Can blood tests diagnose osteoporosis?
No — DXA scan diagnoses osteoporosis (T-score ≤-2.5). Blood tests identify the CAUSES of bone loss (vitamin D deficiency, hyperparathyroidism, celiac disease, hyperthyroidism) and monitor bone turnover rate. Both are needed — DXA tells you WHERE you are; blood tests tell you WHY and HOW FAST you're losing bone.
I'm only 45 — should I worry about osteoporosis?
Not yet for screening (DXA recommended at 65 for women, 70 for men unless risk factors exist). But NOW is when prevention matters most — the 5-7 years around menopause are when bone loss is fastest. Ensure vitamin D is 40-60 ng/mL, get adequate calcium, do weight-bearing and resistance exercise regularly, and avoid smoking.
Does weight-bearing exercise really help?
Yes — it's the most effective non-pharmacological intervention. Weight-bearing exercise (walking, jogging, stair climbing) and resistance training (weights) stimulate osteoblast activity and reduce fall risk. Swimming and cycling, while excellent for cardiovascular health, do not provide significant bone-loading stimulus.

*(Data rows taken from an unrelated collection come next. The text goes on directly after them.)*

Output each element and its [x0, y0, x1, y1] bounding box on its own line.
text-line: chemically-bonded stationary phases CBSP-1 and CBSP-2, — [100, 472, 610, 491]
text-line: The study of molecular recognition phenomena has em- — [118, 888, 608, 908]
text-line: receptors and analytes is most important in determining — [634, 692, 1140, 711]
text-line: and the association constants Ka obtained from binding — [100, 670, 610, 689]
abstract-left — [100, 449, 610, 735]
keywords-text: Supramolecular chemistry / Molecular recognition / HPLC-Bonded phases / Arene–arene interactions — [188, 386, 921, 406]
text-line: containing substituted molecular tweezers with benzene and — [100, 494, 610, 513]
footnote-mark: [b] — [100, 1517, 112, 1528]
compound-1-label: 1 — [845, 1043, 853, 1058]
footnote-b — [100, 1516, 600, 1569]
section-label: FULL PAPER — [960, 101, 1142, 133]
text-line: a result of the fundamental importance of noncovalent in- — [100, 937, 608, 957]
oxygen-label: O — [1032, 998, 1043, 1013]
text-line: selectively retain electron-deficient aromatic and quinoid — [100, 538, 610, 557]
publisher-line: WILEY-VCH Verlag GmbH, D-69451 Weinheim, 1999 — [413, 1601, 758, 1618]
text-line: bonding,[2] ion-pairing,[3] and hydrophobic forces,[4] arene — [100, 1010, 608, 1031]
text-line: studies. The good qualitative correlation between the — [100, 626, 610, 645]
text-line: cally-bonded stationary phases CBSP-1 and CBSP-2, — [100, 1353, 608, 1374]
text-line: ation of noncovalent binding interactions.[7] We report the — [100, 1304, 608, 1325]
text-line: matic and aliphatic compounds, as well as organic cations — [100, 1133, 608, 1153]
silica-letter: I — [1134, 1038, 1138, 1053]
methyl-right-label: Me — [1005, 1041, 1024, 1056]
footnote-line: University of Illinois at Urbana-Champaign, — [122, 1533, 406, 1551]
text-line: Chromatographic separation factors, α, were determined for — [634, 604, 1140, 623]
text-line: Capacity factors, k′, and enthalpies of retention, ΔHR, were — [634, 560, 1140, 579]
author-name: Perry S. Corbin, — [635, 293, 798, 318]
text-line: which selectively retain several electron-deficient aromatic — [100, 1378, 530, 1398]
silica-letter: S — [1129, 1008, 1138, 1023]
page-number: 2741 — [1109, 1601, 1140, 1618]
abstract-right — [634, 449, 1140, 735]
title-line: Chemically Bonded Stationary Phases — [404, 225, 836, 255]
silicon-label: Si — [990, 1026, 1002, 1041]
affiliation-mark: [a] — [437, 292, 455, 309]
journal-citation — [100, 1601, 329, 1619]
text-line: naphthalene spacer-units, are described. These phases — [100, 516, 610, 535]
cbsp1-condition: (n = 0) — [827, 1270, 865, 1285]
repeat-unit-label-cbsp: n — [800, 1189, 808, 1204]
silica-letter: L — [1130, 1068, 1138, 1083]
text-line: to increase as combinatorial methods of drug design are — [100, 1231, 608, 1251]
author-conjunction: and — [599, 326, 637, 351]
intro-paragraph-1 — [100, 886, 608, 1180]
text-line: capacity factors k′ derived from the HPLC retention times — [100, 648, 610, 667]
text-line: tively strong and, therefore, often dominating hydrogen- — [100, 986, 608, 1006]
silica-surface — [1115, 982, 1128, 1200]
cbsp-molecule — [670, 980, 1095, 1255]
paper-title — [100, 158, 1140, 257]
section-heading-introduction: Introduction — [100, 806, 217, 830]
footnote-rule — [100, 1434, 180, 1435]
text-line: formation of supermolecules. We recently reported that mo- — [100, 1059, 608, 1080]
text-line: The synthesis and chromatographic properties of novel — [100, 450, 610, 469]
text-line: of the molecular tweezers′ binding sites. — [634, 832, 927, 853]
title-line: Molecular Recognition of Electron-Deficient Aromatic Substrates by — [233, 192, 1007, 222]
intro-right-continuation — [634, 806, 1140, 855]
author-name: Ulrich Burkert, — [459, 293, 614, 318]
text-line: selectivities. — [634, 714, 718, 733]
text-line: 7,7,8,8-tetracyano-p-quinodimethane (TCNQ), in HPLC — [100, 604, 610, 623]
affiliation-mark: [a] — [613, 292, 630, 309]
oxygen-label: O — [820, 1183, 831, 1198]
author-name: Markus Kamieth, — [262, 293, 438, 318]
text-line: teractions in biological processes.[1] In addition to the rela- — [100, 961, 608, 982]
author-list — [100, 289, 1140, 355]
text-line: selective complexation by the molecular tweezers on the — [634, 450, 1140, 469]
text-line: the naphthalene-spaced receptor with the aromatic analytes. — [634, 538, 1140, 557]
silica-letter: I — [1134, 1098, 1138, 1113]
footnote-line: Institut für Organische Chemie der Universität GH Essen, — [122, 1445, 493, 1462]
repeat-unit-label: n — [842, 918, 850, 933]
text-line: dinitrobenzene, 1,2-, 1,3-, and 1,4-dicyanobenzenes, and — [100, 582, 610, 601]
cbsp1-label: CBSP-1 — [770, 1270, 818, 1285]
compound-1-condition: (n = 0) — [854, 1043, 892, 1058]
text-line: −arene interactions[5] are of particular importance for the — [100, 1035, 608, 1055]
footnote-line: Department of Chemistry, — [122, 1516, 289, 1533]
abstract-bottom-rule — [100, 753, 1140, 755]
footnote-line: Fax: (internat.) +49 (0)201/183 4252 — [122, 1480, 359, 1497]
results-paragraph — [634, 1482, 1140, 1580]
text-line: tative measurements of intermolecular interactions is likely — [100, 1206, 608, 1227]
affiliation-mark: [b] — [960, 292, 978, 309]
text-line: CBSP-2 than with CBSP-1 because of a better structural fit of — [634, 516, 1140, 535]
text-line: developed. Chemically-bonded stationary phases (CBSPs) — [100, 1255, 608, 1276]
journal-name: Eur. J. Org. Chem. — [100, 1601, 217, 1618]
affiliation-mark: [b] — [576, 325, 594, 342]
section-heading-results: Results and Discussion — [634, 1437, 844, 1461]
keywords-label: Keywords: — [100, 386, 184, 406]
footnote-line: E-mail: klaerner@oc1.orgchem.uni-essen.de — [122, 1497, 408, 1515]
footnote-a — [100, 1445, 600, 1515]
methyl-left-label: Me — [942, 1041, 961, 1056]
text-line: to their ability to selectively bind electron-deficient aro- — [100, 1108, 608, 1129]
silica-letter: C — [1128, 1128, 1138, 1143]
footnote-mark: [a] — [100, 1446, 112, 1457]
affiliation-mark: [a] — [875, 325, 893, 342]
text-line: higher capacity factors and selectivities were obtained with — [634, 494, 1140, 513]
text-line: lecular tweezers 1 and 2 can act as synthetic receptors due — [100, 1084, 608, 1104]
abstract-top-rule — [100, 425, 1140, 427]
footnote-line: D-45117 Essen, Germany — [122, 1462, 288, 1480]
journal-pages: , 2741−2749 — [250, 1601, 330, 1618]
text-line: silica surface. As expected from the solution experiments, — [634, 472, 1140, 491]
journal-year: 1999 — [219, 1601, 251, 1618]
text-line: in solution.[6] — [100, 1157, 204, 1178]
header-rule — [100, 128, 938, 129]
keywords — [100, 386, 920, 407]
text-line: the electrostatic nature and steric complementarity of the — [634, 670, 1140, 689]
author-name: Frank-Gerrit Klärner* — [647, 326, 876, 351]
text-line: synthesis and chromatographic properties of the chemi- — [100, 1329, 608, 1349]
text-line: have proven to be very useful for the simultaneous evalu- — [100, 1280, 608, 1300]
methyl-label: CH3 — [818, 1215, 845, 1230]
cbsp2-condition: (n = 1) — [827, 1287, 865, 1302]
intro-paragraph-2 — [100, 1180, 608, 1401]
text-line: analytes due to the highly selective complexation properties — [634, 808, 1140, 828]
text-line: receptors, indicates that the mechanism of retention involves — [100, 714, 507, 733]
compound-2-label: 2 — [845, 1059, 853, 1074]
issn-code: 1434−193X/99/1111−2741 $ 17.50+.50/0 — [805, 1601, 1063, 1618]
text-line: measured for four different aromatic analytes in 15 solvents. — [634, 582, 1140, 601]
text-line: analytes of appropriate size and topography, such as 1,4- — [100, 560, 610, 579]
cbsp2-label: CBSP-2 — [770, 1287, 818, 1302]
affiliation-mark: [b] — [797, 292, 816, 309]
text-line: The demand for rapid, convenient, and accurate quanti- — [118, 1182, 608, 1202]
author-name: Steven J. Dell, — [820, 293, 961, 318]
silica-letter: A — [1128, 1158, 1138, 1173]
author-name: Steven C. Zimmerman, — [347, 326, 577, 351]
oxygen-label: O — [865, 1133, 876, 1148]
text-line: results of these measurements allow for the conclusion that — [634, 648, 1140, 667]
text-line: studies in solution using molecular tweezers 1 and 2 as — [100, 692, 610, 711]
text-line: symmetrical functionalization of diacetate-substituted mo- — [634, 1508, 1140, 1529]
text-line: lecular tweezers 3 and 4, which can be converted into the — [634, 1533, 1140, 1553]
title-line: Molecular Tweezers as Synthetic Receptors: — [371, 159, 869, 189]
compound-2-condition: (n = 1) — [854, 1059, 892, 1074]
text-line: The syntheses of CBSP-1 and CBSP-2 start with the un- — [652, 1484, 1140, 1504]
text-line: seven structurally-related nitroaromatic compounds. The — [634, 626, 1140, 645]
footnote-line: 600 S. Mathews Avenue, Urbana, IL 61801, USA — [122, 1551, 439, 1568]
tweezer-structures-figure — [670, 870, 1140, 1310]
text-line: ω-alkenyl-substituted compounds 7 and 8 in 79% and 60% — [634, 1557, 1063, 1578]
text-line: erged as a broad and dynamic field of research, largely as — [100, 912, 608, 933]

I'm on corticosteroids — when should I worry about my bones?
Immediately. Corticosteroid-induced osteoporosis is the most common secondary cause. Bone loss begins within the first 3 months of treatment and is dose-dependent. Anyone on ≥5mg prednisolone (or equivalent) for ≥3 months should have DXA, vitamin D optimisation, and typically a bisphosphonate for bone protection.